Thanks for your comments ondansetron. He believes that unless there is a theoretical reason for something to be true you should not model it. My guess is that someone made this point to him in the context of methods like regression (where many argue a variable should only be in a model if it makes theoretical sense) and he applies this to univariate time series.
I agree with him on those grounds, absolutely, but that depends on the context. I think prediction is different from inferential modeling. In your case, you want practical results that equate to good predictions, right? If the toenail length of the firm's CEO allowed you to accurately predict sales, no one in their right mind would argue this is causal or even a real relationship, but if it plays out well in real life, you will probably use it based on its performance.
While authors disagree I think this concern is generally less in univariate time series, be it ESM or ARIMA, which simply models what has occurred and assumes that it will continue (because it assumes there is a unknown generation process that generates the results and these will not change). He is not the easiest person to discuss things with, it ends up being confrontational and I am not good at confrontation.

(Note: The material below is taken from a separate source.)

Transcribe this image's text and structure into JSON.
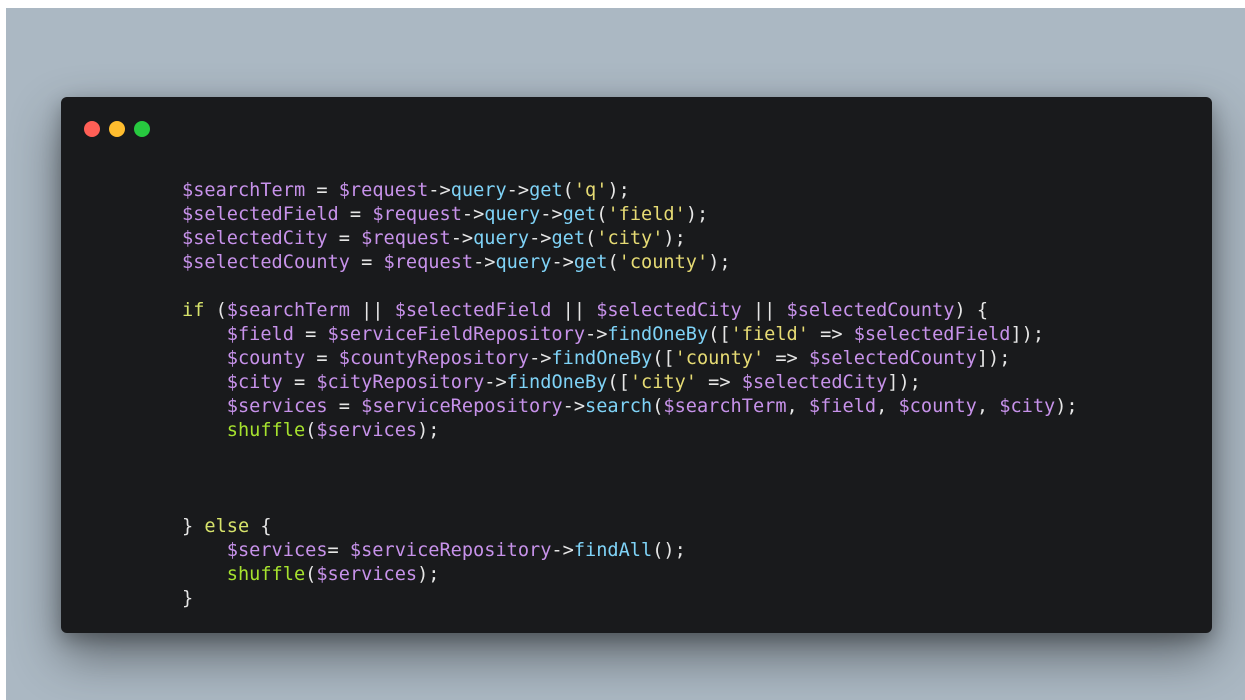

Thanks for your comments. I would argue the same thing in honesty.
I think you can approach it from the aspect that you both agree the common goal is a high performing model in the sense of accurate predictions. Seasonality may be a proxy in some way or capturing some other underlying process, but if it leads to good out of sample predictions, why change unless discarding seasonality results in better predictions. If you want to make inferences about the relationships with the DV, then I agree to remove something without substantial justification beyond a significant p-value.
One thing I forgot to ask. If you are modeling monthly data (including seasonality) is it an issue if you don't have complete sets of 12? I have 49 months (not exactly 48). I have never seen suggestions if this matters to model time series, just that you would want at least 48 points.
I don't think it matters to be honest. Whatever the seasonality is (4 periods, 12, etc.) each observation will have an indicator for which "season" it is, if I remember correctly. If I seem off point, please give me an example of what your model might look like.